The central component of the agreement was the formation of a “workplace health commission” (GK) to which the employer and ver.di each appointed three members. The commission was allegedly to oversee the appointment of 80 new workers, who should have been hired at the end of last year. However, this never took place.

The commission ver.di representatives include members of the pseudo-left SAV (Socialist Alternative) that works within the Left Party. In 2011, SAV played a crucial role in maintaining the control of the union bureaucracy over the strike, while pitting Berlin university hospital workers at different locations against each other.

SAV assisted the ver.di leadership, Charité management and the Berlin senate in imposing a new five-year contract for 10,000 non-medical workers that includes a strike ban, which is still in force.

Today, ver.di, the Left Party and SAV are again playing a double game.

While Charité management has taken firm measures against workers, including seeking a strike-breaking court injunction on Thursday, ver.di is collaborating with management and the state government to prepare further rationalisation measures.

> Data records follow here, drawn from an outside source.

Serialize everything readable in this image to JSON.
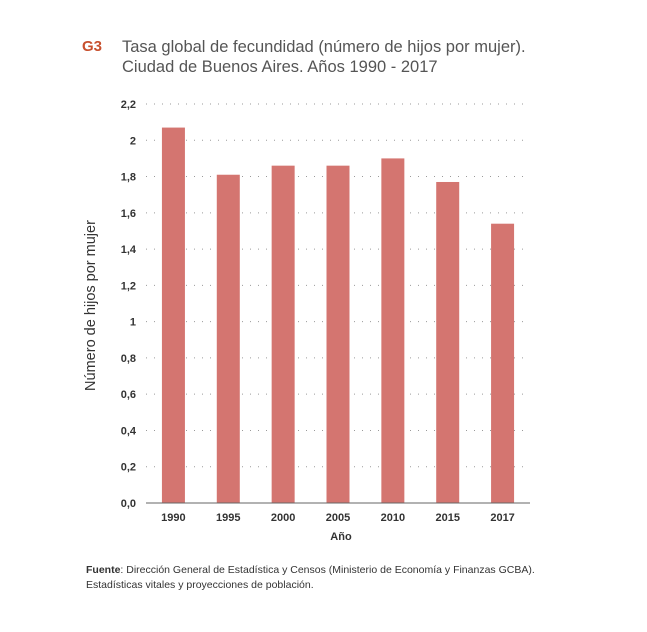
{
  "figure": {
    "label": "G3",
    "title_line1": "Tasa global de fecundidad (número de hijos por mujer).",
    "title_line2": "Ciudad de Buenos Aires. Años 1990 - 2017"
  },
  "chart_data": {
    "type": "bar",
    "categories": [
      "1990",
      "1995",
      "2000",
      "2005",
      "2010",
      "2015",
      "2017"
    ],
    "values": [
      2.07,
      1.81,
      1.86,
      1.86,
      1.9,
      1.77,
      1.54
    ],
    "ylim": [
      0,
      2.2
    ],
    "yticks": [
      0,
      0.2,
      0.4,
      0.6,
      0.8,
      1,
      1.2,
      1.4,
      1.6,
      1.8,
      2,
      2.2
    ],
    "ytick_labels": [
      "0,0",
      "0,2",
      "0,4",
      "0,6",
      "0,8",
      "1",
      "1,2",
      "1,4",
      "1,6",
      "1,8",
      "2",
      "2,2"
    ],
    "xlabel": "Año",
    "ylabel": "Número de hijos por mujer",
    "grid": "dotted horizontal",
    "bar_color": "#d47570"
  },
  "source": {
    "label": "Fuente",
    "text": ": Dirección General de Estadística y Censos (Ministerio de Economía y Finanzas GCBA).",
    "text_line2": "Estadísticas vitales y proyecciones de población."
  }
}
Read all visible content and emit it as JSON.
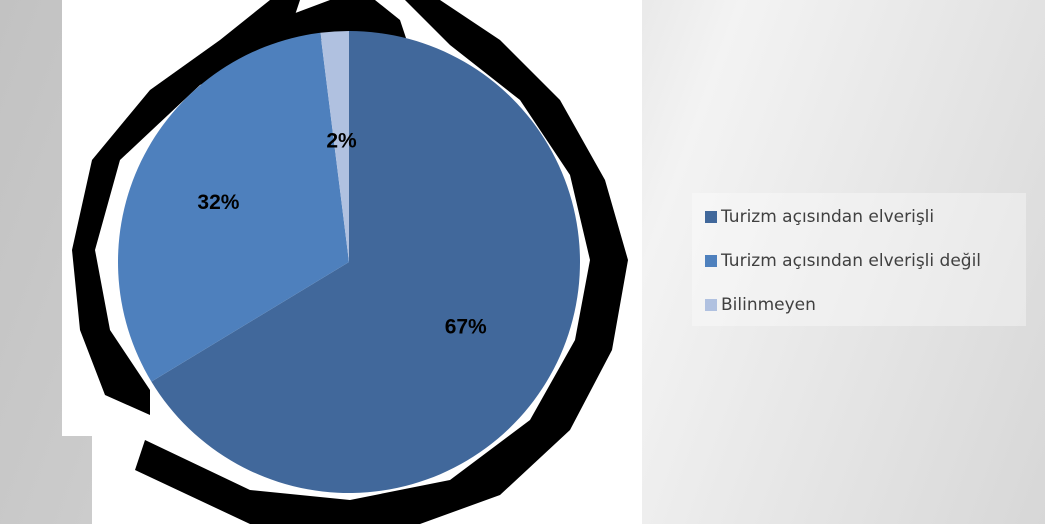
{
  "chart_data": {
    "type": "pie",
    "categories": [
      "Turizm açısından elverişli",
      "Turizm açısından elverişli değil",
      "Bilinmeyen"
    ],
    "values": [
      67,
      32,
      2
    ],
    "data_labels": [
      "67%",
      "32%",
      "2%"
    ],
    "colors": [
      "#41689b",
      "#4e80bd",
      "#b0c1e0"
    ],
    "start_angle_deg": 0,
    "direction": "clockwise",
    "legend_position": "right"
  },
  "legend": {
    "items": [
      {
        "label": "Turizm açısından elverişli",
        "color": "#41689b"
      },
      {
        "label": "Turizm açısından elverişli değil",
        "color": "#4e80bd"
      },
      {
        "label": "Bilinmeyen",
        "color": "#b0c1e0"
      }
    ]
  }
}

The SAV is seeking to maintain control over growing discontent by using radical-sounding phrases at so-called days of action, which are no more than fruitless protests and publicity stunts.

To prevent the defeat of this fight hospital workers must draw the lessons of the past and take the conduct of the struggle out of the hands of ver.di and its SAV and Left Party apologists. If the Charité workers are not to be isolated, worn down and defeated then workers must expand the walkout to other hospitals and workplaces. For this, independent forms of organisation must be created to bring together train drivers, childcare workers and postal workers to lead a joint struggle against the sabotage of all these struggles by ver.di.